Our Events

Members’ Room Event

Susan Nagel, Patriotism and Profit: Washington, Hamilton, Schuyler & the Rivalry for America's Capital City

Thursday, November 18, 2021 - 6:00 PM | Members' Room | open to the public | $15 per person | registration required

The untold story of how America’s beloved first president, George Washington, borrowed, leveraged, and coerced his way into masterminding the key land purchase of the American era, which led to the creation of the nation’s capital city.

Contrary to the popular historical record, Thomas Jefferson was not even a minor player at The Dinner Table Bargain, now known as The Compromise of 1790. The real protagonists of the Dinner Table Bargain were President George Washington and New York Senator Philip Schuyler, who engaged in the battle that would separate our financial capital from our political seat of power. Washington and Schuyler’s dueling ambitions provoked an intense decades-long rivalry and a protracted crusade for the location of the new empire city. Alexander Hamilton, son-in-law to Schuyler and surrogate son to George Washington, was helplessly caught in the middle.

This invigorating narrative vividly depicts New York City when it was the nation’s seat of government. Susan Nagel captures the spirit, speech, and sensibility of the era in full and entertaining form—and readers will get to know the city’s eighteenth-century movers, shakers, and power brokers, who are as colorful and fascinating as their counterparts today. Delicious political intrigue and scandalous gossip between the three competing alpha personalities—George Washington, Philip Schuyler, and Alexander Hamilton—make this a powerful and resonant history, reminding us that our Founding Fathers were brilliant but often flawed human beings.

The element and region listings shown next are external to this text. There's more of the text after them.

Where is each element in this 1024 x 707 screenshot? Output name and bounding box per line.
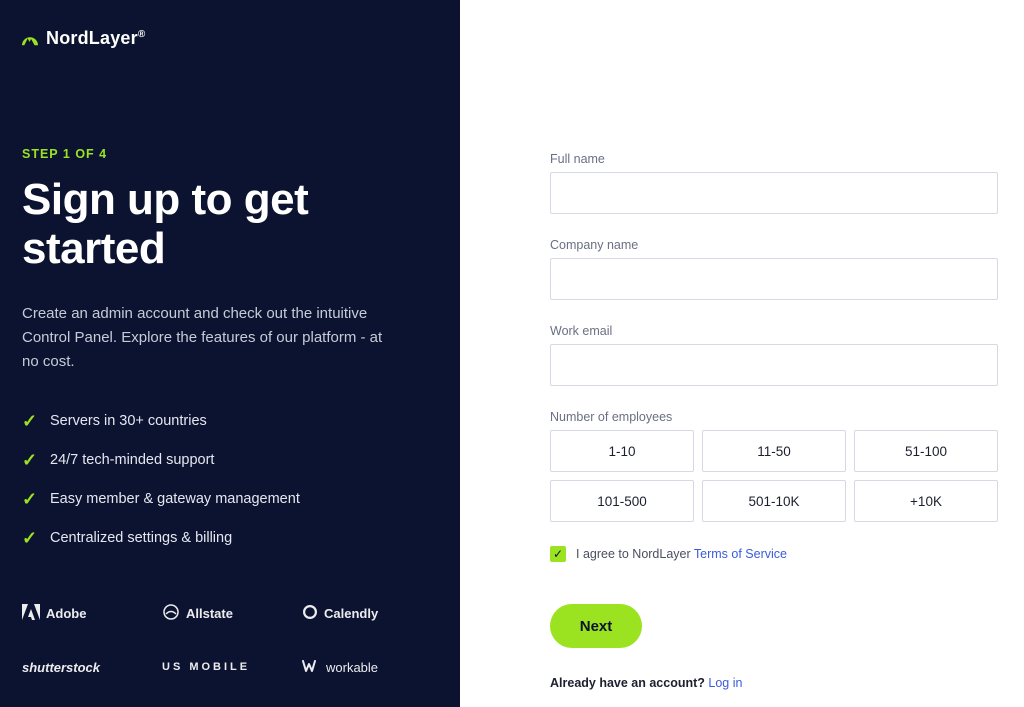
page-subtitle: Create an admin account and check out th… — [22, 302, 402, 374]
emp-option-51-100[interactable]: 51-100 — [854, 430, 998, 472]
field-email: Work email — [550, 324, 1000, 386]
field-employees: Number of employees 1-10 11-50 51-100 10… — [550, 410, 1000, 522]
login-link[interactable]: Log in — [708, 676, 742, 690]
fullname-input[interactable] — [550, 172, 998, 214]
emp-option-11-50[interactable]: 11-50 — [702, 430, 846, 472]
allstate-icon — [162, 604, 180, 623]
step-indicator: STEP 1 OF 4 — [22, 147, 432, 161]
checkmark-icon: ✓ — [22, 489, 36, 510]
feature-item: ✓ Easy member & gateway management — [22, 480, 432, 519]
fullname-label: Full name — [550, 152, 1000, 166]
brand-adobe: Adobe — [22, 604, 152, 623]
already-account: Already have an account? Log in — [550, 676, 1000, 690]
brand-allstate: Allstate — [162, 604, 292, 623]
email-input[interactable] — [550, 344, 998, 386]
terms-link[interactable]: Terms of Service — [694, 547, 787, 561]
employees-label: Number of employees — [550, 410, 1000, 424]
info-panel: NordLayer® STEP 1 OF 4 Sign up to get st… — [0, 0, 460, 707]
feature-item: ✓ 24/7 tech-minded support — [22, 441, 432, 480]
brand-logo: NordLayer® — [22, 28, 432, 49]
terms-checkbox[interactable]: ✓ — [550, 546, 566, 562]
terms-text: I agree to NordLayer Terms of Service — [576, 547, 787, 561]
email-label: Work email — [550, 324, 1000, 338]
brand-calendly: Calendly — [302, 604, 432, 623]
feature-list: ✓ Servers in 30+ countries ✓ 24/7 tech-m… — [22, 402, 432, 558]
brand-shutterstock: shutterstock — [22, 660, 152, 675]
signup-form: Full name Company name Work email Number… — [460, 0, 1024, 707]
brand-usmobile: US MOBILE — [162, 661, 292, 673]
terms-row: ✓ I agree to NordLayer Terms of Service — [550, 546, 1000, 562]
calendly-icon — [302, 604, 318, 623]
field-fullname: Full name — [550, 152, 1000, 214]
checkmark-icon: ✓ — [22, 411, 36, 432]
emp-option-10k[interactable]: +10K — [854, 480, 998, 522]
emp-option-101-500[interactable]: 101-500 — [550, 480, 694, 522]
page-title: Sign up to get started — [22, 175, 432, 274]
mountain-icon — [22, 31, 38, 47]
feature-item: ✓ Centralized settings & billing — [22, 519, 432, 558]
brand-name: NordLayer® — [46, 28, 145, 49]
workable-icon — [302, 659, 320, 676]
company-label: Company name — [550, 238, 1000, 252]
next-button[interactable]: Next — [550, 604, 642, 648]
feature-item: ✓ Servers in 30+ countries — [22, 402, 432, 441]
adobe-icon — [22, 604, 40, 623]
company-input[interactable] — [550, 258, 998, 300]
checkmark-icon: ✓ — [22, 450, 36, 471]
emp-option-501-10k[interactable]: 501-10K — [702, 480, 846, 522]
field-company: Company name — [550, 238, 1000, 300]
customer-brands: Adobe Allstate Calendly shutterstock US … — [22, 604, 432, 676]
emp-option-1-10[interactable]: 1-10 — [550, 430, 694, 472]
brand-workable: workable — [302, 659, 432, 676]
checkmark-icon: ✓ — [22, 528, 36, 549]
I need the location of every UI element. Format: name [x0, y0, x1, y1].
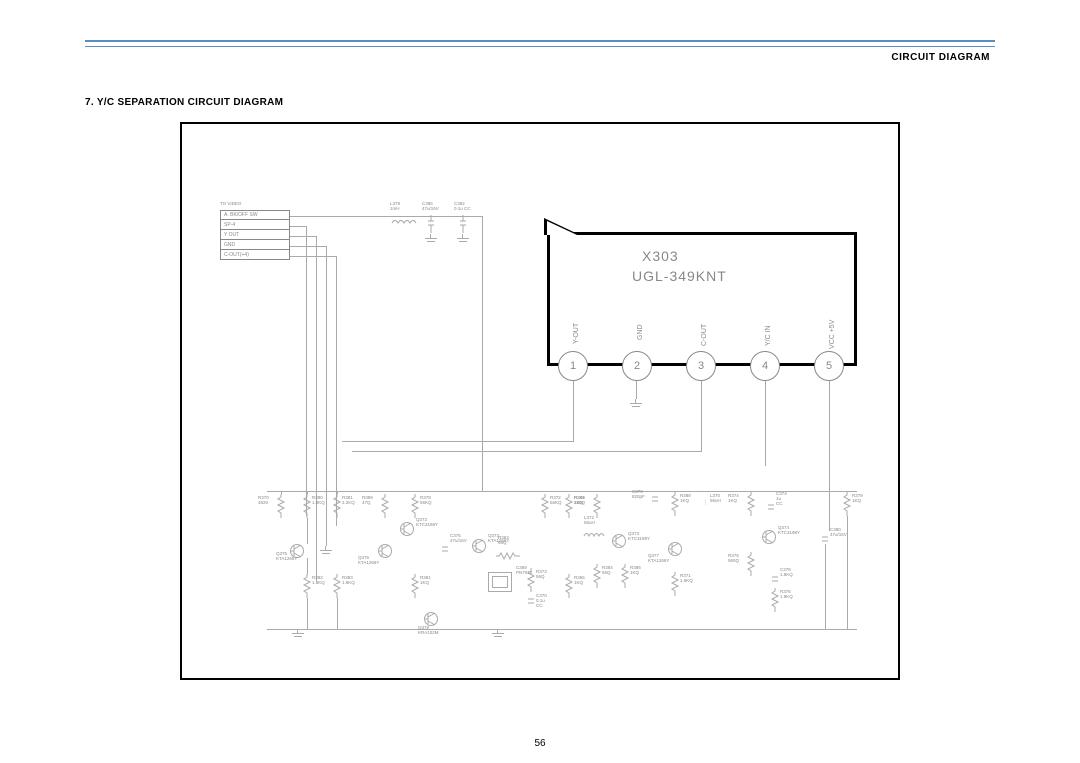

They were avaricious, passionate, and visionary. They loved, hated, sacrificed, and aspired. Even their most vicious qualities are part of the reason why, for better or worse, the United States became the premier modern empire, born from figures carving their legacies into history.

Not only the dramatic story of how America’s beloved first president George Washington created the nation’s capital city, Patriotism & Profit serves as timely exposé on issues facing America today, revealing the origins behind some of our nation’s most pressing problems.

Susan Nagel is the author of Marie-Therese, Child of Terror and Mistress of the Elgin Marbles as well as a critically acclaimed book on the novels of Jean Giraudoux. She has written for the stage, screen, and Town and Country. For many years, she was a professor in the humanities department at Marymount Manhattan College.


This is a Henry S.F. Cooper Jr. Lecture on Early American History and Literature.